James. C. Hamilton, PhD, received his doctoral training in behavior therapy and behavioral medicine at Case Western Reserve University (PhD 1986). His current research interests center on the motivational factors that contribute to unexplained medical symptoms, as observed in functional somatic syndromes, somatoform disorders, and especially factitious disorder. His graduate teaching responsibilities include supervision of the basic psychotherapy practicum, graduate courses in behavior therapy and behavioral medicine, and coordination of the internal medicine practicum experience. Contact information for Dr. Hamilton is available in our faculty directory.
Heather E. Gunn obtained her PhD from University of Utah in Clinical Health Psychology. She completed her internship at Rush University Medical Center and postdoctoral training at University of Pittsburgh. She has expertise in interpersonal theory and behavioral sleep medicine. Her research is focused on social influences on health, and particularly sleep. She studies family relationships and their association with sleep, and cardiovascular health. Her research has been supported by the Sleep Research Society Foundation. She teaches Behavioral Medicine (undergraduate), a writing seminar on sleep (undergraduate) and supervises a sleep rotation and basic practicum (graduate level). Contact information for Dr. Gunn is in our faculty directory.
Jenny M. Cundiff, PhD, received her doctorate in Clinical Psychology with an emphasis in Health Psychology from the University of Utah in 2014, subsequently completing two years of postdoctoral training in Cardiovascular Behavioral Medicine at the University of Pittsburgh. Her research examines if and how our social lives contribute to poor health. Much of her work has been focused specifically on biopsychosocial mechanisms (e.g., stress physiology, social interactions) linking lower social status to poor health. Her work has been funded by the American Psychological Association and Division 38 (Health Psychology). Contact information for Dr. Cundiff is in our faculty directory.
Matthew R. Cribbet, PhD, received his doctoral training in Clinical Health Psychology from The University of Utah. He completed an APA approved pre-doctoral internship at The University of Rochester School of Medicine and Dentistry and a post-doctoral fellowship in Sleep Medicine at the University of Pittsburgh. His research interests include understanding the pathways linking stress, sleep and social factors (social support, relationship quality) to cardiovascular disease risk. He is also interested in understanding the mechanisms linking early life adverse experiences such as abuse and neglect to physical health. Dr. Cribbet serves as an associate editor for the journal Behavioral Medicine. Contact information for Dr. Cribbet is in our faculty directory.
Rebecca S. Allen, PhD, received her PhD from Washington University in St. Louis in 1994. She is Associate Professor of Clinical Psychology and coordinator of the geropsychology concentration. Dr. Allen’s primary research and clinical interests are interventions to reduce the stress of family and professional caregivers for older adults with terminal and chronic illness. She has published journal articles and book chapters on advance care planning, end-of-life issues, effective behavioral interventions in long-term care, depression, and everyday problem solving. Dr. Allen is a Fellow and an At-Large member of the Behavioral and Social Sciences Executive Committee of the Gerontological Society of America. She teaches Clinical Psychology of Aging, Lifespan Development, Beginning and Geropsychology Practicum, and undergraduate statistics. Contact information for Dr. Allen is available in our faculty directory.
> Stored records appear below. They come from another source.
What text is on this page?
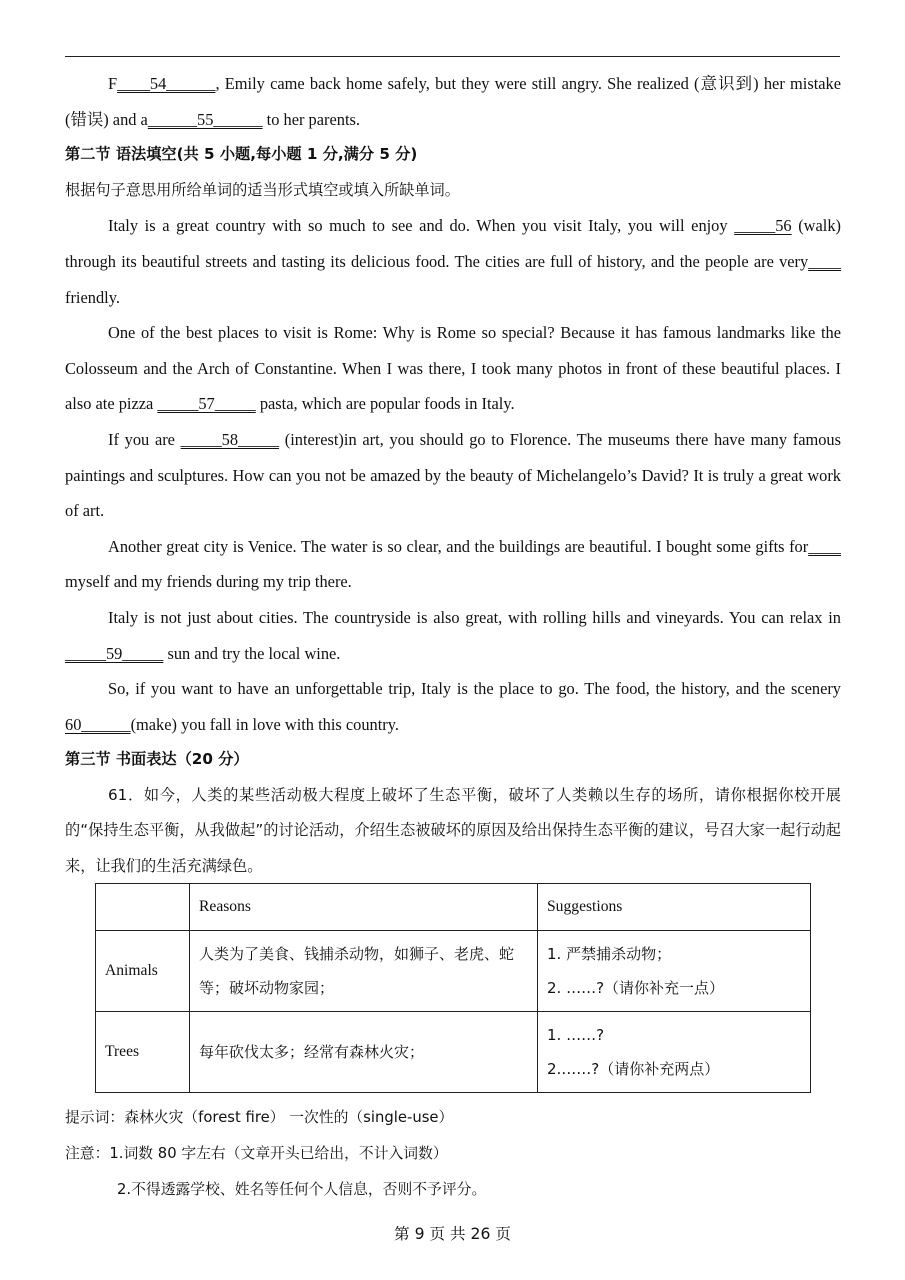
F____54______, Emily came back home safely, but they were still angry. She realized (意识到) her mistake (错误) and a______55______ to her parents.

第二节 语法填空(共 5 小题,每小题 1 分,满分 5 分)

根据句子意思用所给单词的适当形式填空或填入所缺单词。

Italy is a great country with so much to see and do. When you visit Italy, you will enjoy _____56 (walk) through its beautiful streets and tasting its delicious food. The cities are full of history, and the people are very____friendly.

One of the best places to visit is Rome: Why is Rome so special? Because it has famous landmarks like the Colosseum and the Arch of Constantine. When I was there, I took many photos in front of these beautiful places. I also ate pizza _____57_____ pasta, which are popular foods in Italy.

If you are _____58_____ (interest)in art, you should go to Florence. The museums there have many famous paintings and sculptures. How can you not be amazed by the beauty of Michelangelo’s David? It is truly a great work of art.

Another great city is Venice. The water is so clear, and the buildings are beautiful. I bought some gifts for____myself and my friends during my trip there.

Italy is not just about cities. The countryside is also great, with rolling hills and vineyards. You can relax in_____59_____ sun and try the local wine.

So, if you want to have an unforgettable trip, Italy is the place to go. The food, the history, and the scenery 60______(make) you fall in love with this country.

第三节 书面表达（20 分）

61．如今，人类的某些活动极大程度上破坏了生态平衡，破坏了人类赖以生存的场所，请你根据你校开展的“保持生态平衡，从我做起”的讨论活动，介绍生态被破坏的原因及给出保持生态平衡的建议，号召大家一起行动起来，让我们的生活充满绿色。

	Reasons	Suggestions
Animals	人类为了美食、钱捕杀动物，如狮子、老虎、蛇等；破坏动物家园；	1. 严禁捕杀动物；
2. ……?（请你补充一点）

Trees	每年砍伐太多；经常有森林火灾；	1. ……?
2.……?（请你补充两点）

提示词：森林火灾（forest fire） 一次性的（single-use）

注意：1.词数 80 字左右（文章开头已给出，不计入词数）

2.不得透露学校、姓名等任何个人信息，否则不予评分。

第 9 页 共 26 页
Martha Crowther, PhD, MPH, received her PhD from Duke University in 1998 and her MPH from Yale University in 1992. Dr. Crowther’s research and clinical interests are in geropsychology. Her primary research examines the nature, impact, and consequences of custodual grandparenting as well as designing effective interventions to reduce stress in this population. Additionally, she has explored the relationship between spirituality, mental health, and well-being across the life span. She has published journal articles and book chapters on psychology and aging, cultural competency in research and clinical practice as well as caregiving. Dr. Crowther is the incoming Director of Clinical Training and coordinator of the PhD/MPH program. Contact information for Dr. Crowther is available in our faculty directory.
Lynn Snow, PhD, received her PhD in clinical psychology from Texas A&M University in 1998. She is Associate Professor of Psychology in the clinical geropsychology concentration. Dr. Snow’s main research interests are in the area of improving quality of care in nursing home residents, particularly topics of the evaluation and management of pain in residents with dementia, and the process of nursing home organizational change. She is also interested in developing and evaluating assessments and treatments of other psychological disorders in persons with dementia (especially depression, agitation/aggression, and quality of life). Contact information for Dr. Snow is available in our faculty directory.
Nancy Rubin, PsyD, received her PsyD from the University of Denver in 1990. Dr. Rubin is an Associate Professor in Psychiatry and Behavioral Medicine at University Medical Center. Her area of interest is physician-patient relationships.
James D. Geyer, MD, is board certified in neurology and sleep medicine. He is an active clinical/research collaborator with the Sleep Research Project (Professor Lichstein).